Carr, a native Californian who currently resides with his wife, Pam, and two sons in Fleetwood, Pennsylvania, is a two-time and defending champion in the U.S. Flat Track Championship Series.
Carr began his Pro career in 1985 and earned Rookie of the Year honors that first season. His first National Championship win came the following year. Having competed in dirt track championship programs for 13 seasons, he has never finished outside the top-ten in the final point standings. In addition to his two championships, Carr has been runner-up six times.
Carr’s participation in the series became a reality when PACE Motor Sports (promoter of the Formula USA-sanctioned National Dirt Track Series) stepped in to help develop a new sponsorship package for the talented rider. In addition to Carr’s existing sponsors, including long-time supporter Harley-Davidson of Sacramento, Carr’s team this year will also receive support from series sponsor Wrenchead.com with his team officially named Wrenchead.com/Harley-Davidson of Sacramento Racing.
“The participation between Chris Carr, his team, and PACE Motor Sports has created a NASCAR-type relationship in securing a sponsorship for Chris’ team and Wrenchead.com,” PACE CEO Gary Becker commented. “This three-party venture should lay the ground work for future team-event related deals that can benefit race teams and riders, and at the same time, increase the exposure and publicity for dirt track racing to the American public far beyond anything it has seen in the past.”
Carr is equally appreciative to see PACE Motor Sports involved in the sport.
“PACE entering dirt track racing is a great thing,” he noted. “I’ve seen their success in promoting Supercross for the past 20 years and with their proven track record in motorcycle racing the future looks real good for dirt track.”
Carr is planning to run a Harley XR750 at most events.
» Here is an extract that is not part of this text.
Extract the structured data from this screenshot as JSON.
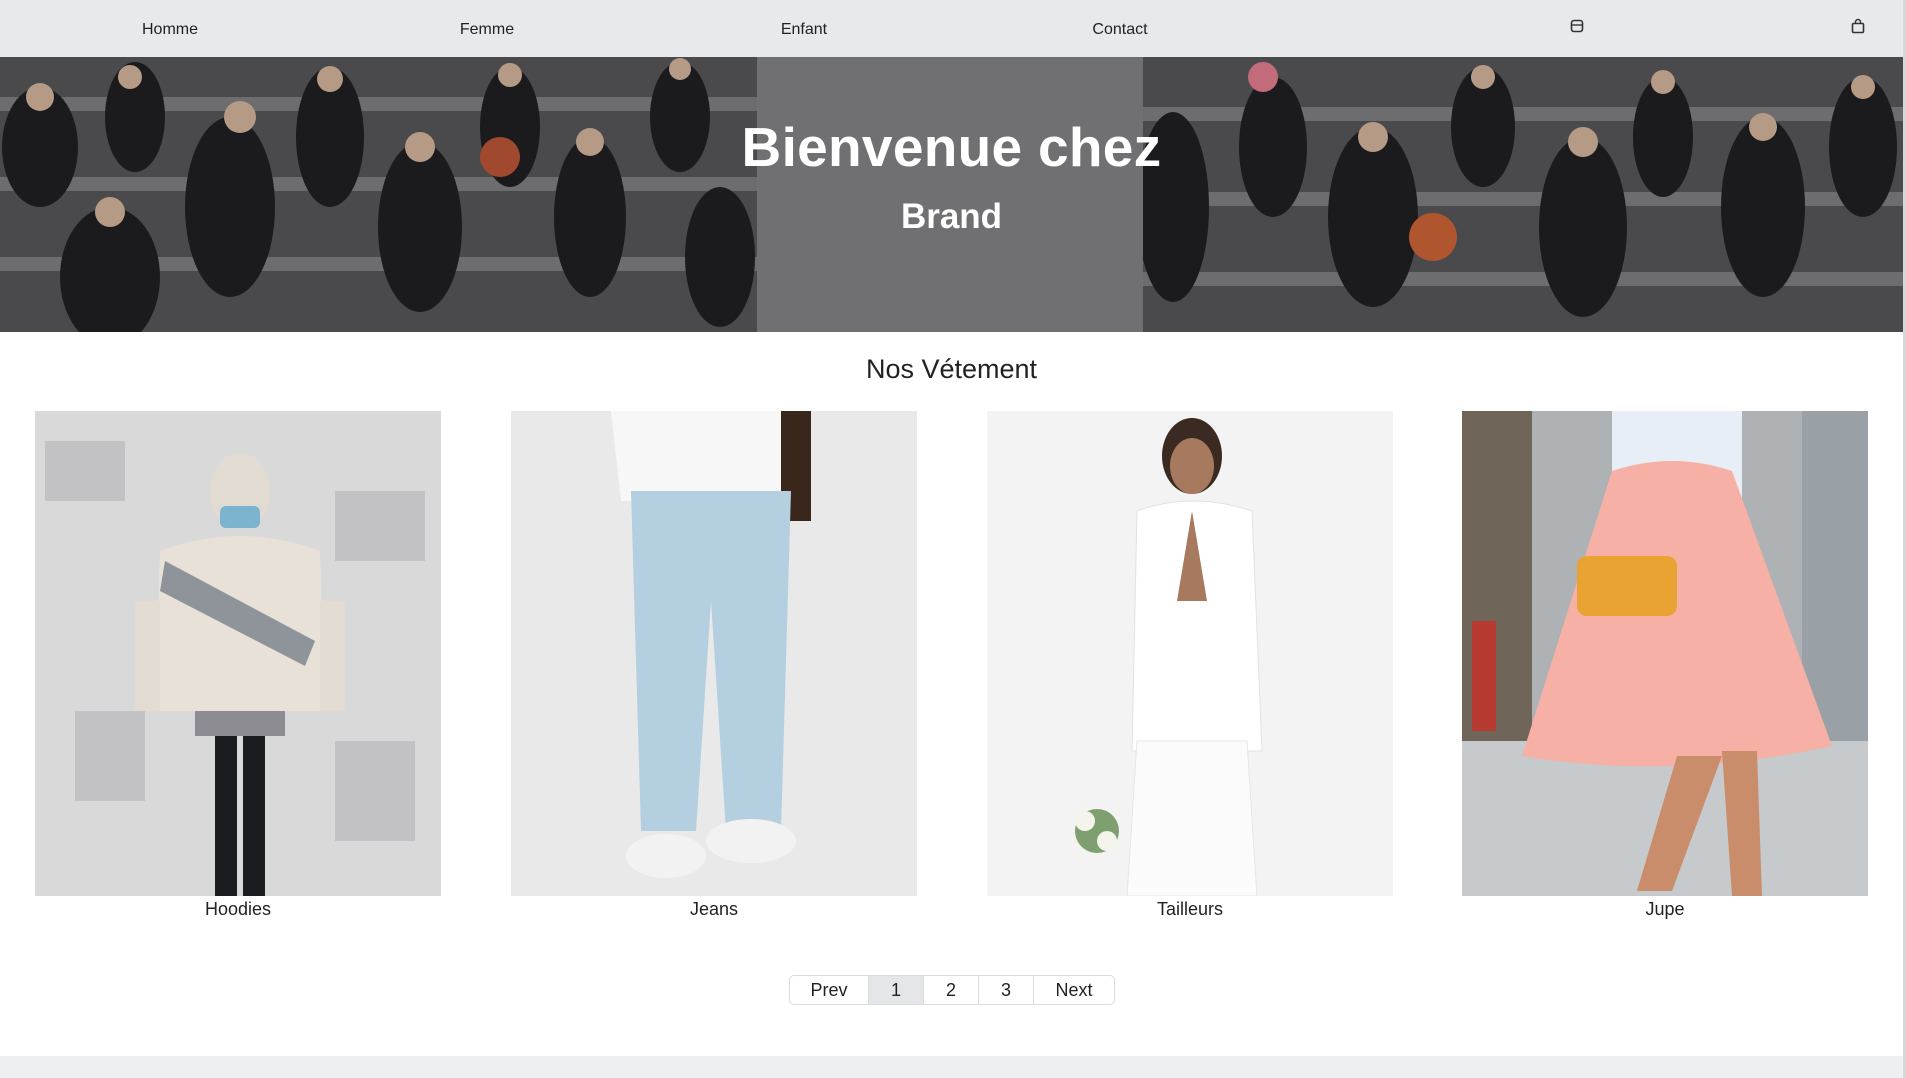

The series format allows a variety of machines to compete and Carr recognizes that the mix of single- and twin-cylinder machines will add a challenge.
“With different bikes out there, we’re all going to be on a learning curve,” he added. “When you’re going into the turn, you’re going to have to figure out whether you can dive inside the bike in front of you and grab another position or wait and try to draft them on the straight. I think it is going to add another level of excitement for race fans.”